The person addressed looked rather helplessly at the little hoop in his hand and said at last:
"I wonder in which sense you're using the word 'believe.' Of course, if it's all a fraud——"
"Oh, but the Master of the Mountain isn't a bit of a fraud," she cried. "He isn't a common conjurer or a fortune-teller at all. It's really a great honour for him to condescend to tell fortunes at my parties; he's a great religious leader in his own country; a Prophet and a Seer. And even his fortune-telling isn't vulgar stuff about coming into a fortune. He tells you great spiritual truths about yourself, about your ideals."
"Quite so," said Father Brown. "That's what I object to. I was just going to say that if it's all a fraud, I don't mind it so much. It can't be much more of a fraud than most things at fancy bazaars; and there, in a way, it's a sort of practical joke. But if it's a religion and reveals spiritual truths—then it's all as false as hell and I wouldn't touch it with a barge-pole."

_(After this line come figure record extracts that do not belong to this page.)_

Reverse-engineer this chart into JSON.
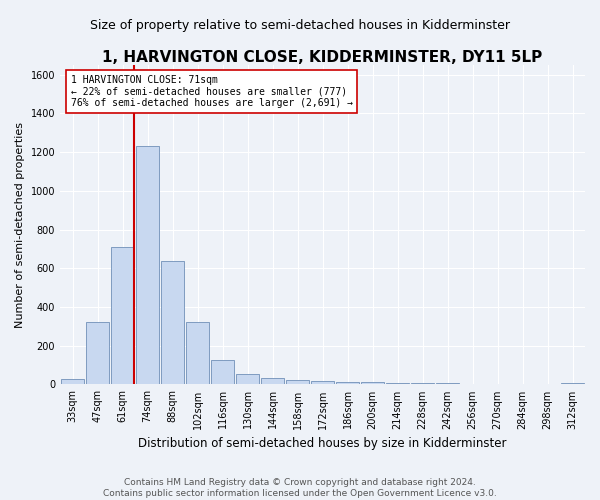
{
  "title": "1, HARVINGTON CLOSE, KIDDERMINSTER, DY11 5LP",
  "subtitle": "Size of property relative to semi-detached houses in Kidderminster",
  "xlabel": "Distribution of semi-detached houses by size in Kidderminster",
  "ylabel": "Number of semi-detached properties",
  "categories": [
    "33sqm",
    "47sqm",
    "61sqm",
    "74sqm",
    "88sqm",
    "102sqm",
    "116sqm",
    "130sqm",
    "144sqm",
    "158sqm",
    "172sqm",
    "186sqm",
    "200sqm",
    "214sqm",
    "228sqm",
    "242sqm",
    "256sqm",
    "270sqm",
    "284sqm",
    "298sqm",
    "312sqm"
  ],
  "values": [
    30,
    320,
    710,
    1230,
    640,
    320,
    125,
    55,
    35,
    25,
    20,
    15,
    10,
    8,
    5,
    5,
    3,
    0,
    0,
    0,
    8
  ],
  "bar_color": "#c8d8f0",
  "bar_edge_color": "#7090b8",
  "vline_color": "#cc0000",
  "annotation_text": "1 HARVINGTON CLOSE: 71sqm\n← 22% of semi-detached houses are smaller (777)\n76% of semi-detached houses are larger (2,691) →",
  "annotation_box_color": "#ffffff",
  "annotation_box_edge": "#cc0000",
  "ylim": [
    0,
    1650
  ],
  "yticks": [
    0,
    200,
    400,
    600,
    800,
    1000,
    1200,
    1400,
    1600
  ],
  "footnote": "Contains HM Land Registry data © Crown copyright and database right 2024.\nContains public sector information licensed under the Open Government Licence v3.0.",
  "title_fontsize": 11,
  "subtitle_fontsize": 9,
  "xlabel_fontsize": 8.5,
  "ylabel_fontsize": 8,
  "tick_fontsize": 7,
  "footnote_fontsize": 6.5,
  "bg_color": "#eef2f8"
}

"That is something of a paradox," said Hardcastle, with a smile.
"I wonder what a paradox is," remarked the priest in a ruminant manner. "It seems to me obvious enough. I suppose it wouldn't do very much harm if somebody dressed up as a German spy and pretended to have told all sorts of lies to the Germans. But if a man is trading in the truth with the Germans—well! So I think if a fortune-teller is trading in truth like that——"
"You really think," began Hardcastle grimly.
"Yes," said the other; "I think he is trading with the enemy."
Tommy Hunter broke into a chuckle. "Well," he said, "if Father Brown thinks they're good so long as they're frauds, I should think he'd consider this copper-coloured prophet a sort of saint."
"My cousin Tom is incorrigible," said Lady Mounteagle. "He's always going about showing up adepts, as he calls it. He only came down here in a hurry when he heard the Master was to be here, I believe. He'd have tried to show up Buddha or Moses."